There are various options as follows:
-h show this message
-f<font> use PostScript <font> (must be in standard 14, default: Courier)
-I use ISOLatin1Encoding
-s<size> use font at given pointsize (default 10)
-v<dist> use given line spacing (default 12 points)
-l<lines> lines per page (default 60, determined automatically
if unspecified)
-c<chars> maximum characters per line (default 80)
-t<spaces> spaces per tab character (default 8)
-F ignore formfeed characters (^L)
-A4 use A4 paper (default Letter)
-A3 use A3 paper (default Letter)
-x<width> independent paper width in points
-y<height> independent paper height in points
-2 format in 2 columns
-L landscape mode
Note that where one variable is implied by two options, the second option
takes precedence for that variable. (e.g. -A4 -y500)

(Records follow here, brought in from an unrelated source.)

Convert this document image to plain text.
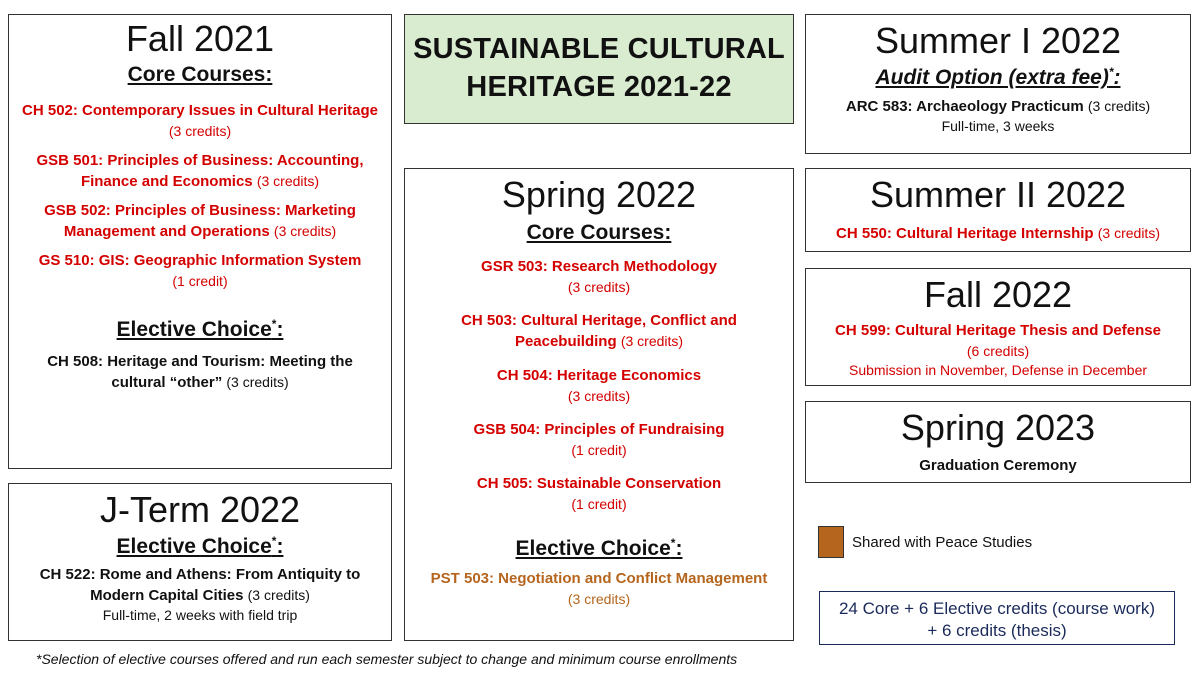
Fall 2021
Core Courses:
CH 502: Contemporary Issues in Cultural Heritage (3 credits)
GSB 501: Principles of Business: Accounting, Finance and Economics (3 credits)
GSB 502: Principles of Business: Marketing Management and Operations (3 credits)
GS 510: GIS: Geographic Information System
(1 credit)
Elective Choice*:
CH 508: Heritage and Tourism: Meeting the cultural “other” (3 credits)
J-Term 2022
Elective Choice*:
CH 522: Rome and Athens: From Antiquity to Modern Capital Cities (3 credits)
Full-time, 2 weeks with field trip
SUSTAINABLE CULTURAL
HERITAGE 2021-22
Spring 2022
Core Courses:
GSR 503: Research Methodology
(3 credits)
CH 503: Cultural Heritage, Conflict and Peacebuilding (3 credits)
CH 504: Heritage Economics
(3 credits)
GSB 504: Principles of Fundraising
(1 credit)
CH 505: Sustainable Conservation
(1 credit)
Elective Choice*:
PST 503: Negotiation and Conflict Management
(3 credits)
Summer I 2022
Audit Option (extra fee)*:
ARC 583: Archaeology Practicum (3 credits)
Full-time, 3 weeks
Summer II 2022
CH 550: Cultural Heritage Internship (3 credits)
Fall 2022
CH 599: Cultural Heritage Thesis and Defense
(6 credits)
Submission in November, Defense in December
Spring 2023
Graduation Ceremony
Shared with Peace Studies
24 Core + 6 Elective credits (course work)
+ 6 credits (thesis)
*Selection of elective courses offered and run each semester subject to change and minimum course enrollments
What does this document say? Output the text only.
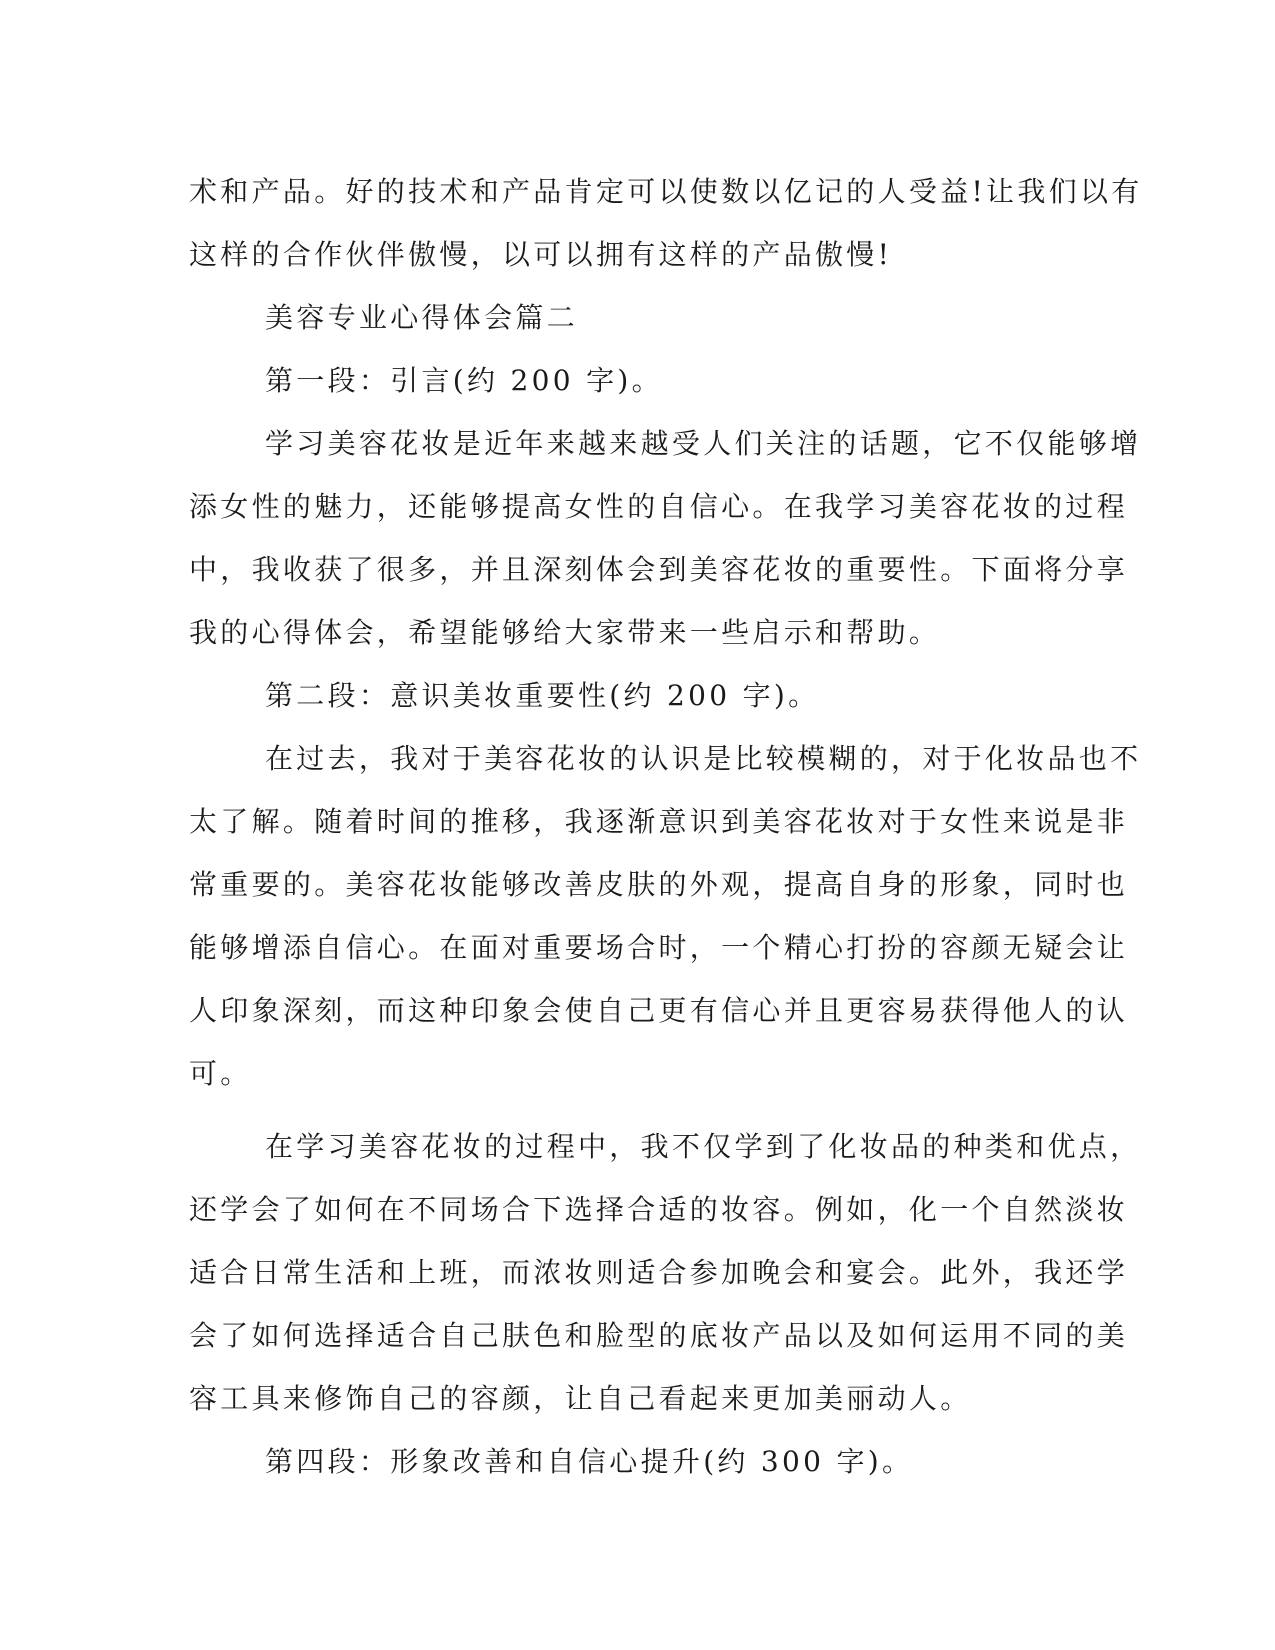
术和产品。好的技术和产品肯定可以使数以亿记的人受益!让我们以有
这样的合作伙伴傲慢，以可以拥有这样的产品傲慢!
美容专业心得体会篇二
第一段：引言(约 200 字)。
学习美容花妆是近年来越来越受人们关注的话题，它不仅能够增
添女性的魅力，还能够提高女性的自信心。在我学习美容花妆的过程
中，我收获了很多，并且深刻体会到美容花妆的重要性。下面将分享
我的心得体会，希望能够给大家带来一些启示和帮助。
第二段：意识美妆重要性(约 200 字)。
在过去，我对于美容花妆的认识是比较模糊的，对于化妆品也不
太了解。随着时间的推移，我逐渐意识到美容花妆对于女性来说是非
常重要的。美容花妆能够改善皮肤的外观，提高自身的形象，同时也
能够增添自信心。在面对重要场合时，一个精心打扮的容颜无疑会让
人印象深刻，而这种印象会使自己更有信心并且更容易获得他人的认
可。
在学习美容花妆的过程中，我不仅学到了化妆品的种类和优点，
还学会了如何在不同场合下选择合适的妆容。例如，化一个自然淡妆
适合日常生活和上班，而浓妆则适合参加晚会和宴会。此外，我还学
会了如何选择适合自己肤色和脸型的底妆产品以及如何运用不同的美
容工具来修饰自己的容颜，让自己看起来更加美丽动人。
第四段：形象改善和自信心提升(约 300 字)。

In landscape mode, page width and height are simply swapped over before
formatting, no matter how or when they were defined.
text2pdf v1.1 (c) Phil Smith, 1996
The page configuration that suited me most was with double column and smaller fonts on A4 paper:
$ text2pdf -2 -A4 -s6 -v6 -c73 collected_code.cpp > collected_code.pdf
Modify the scripts to make them suit to your project. In my case, I had to print multiple files; this tutorial can be useful for printing any code.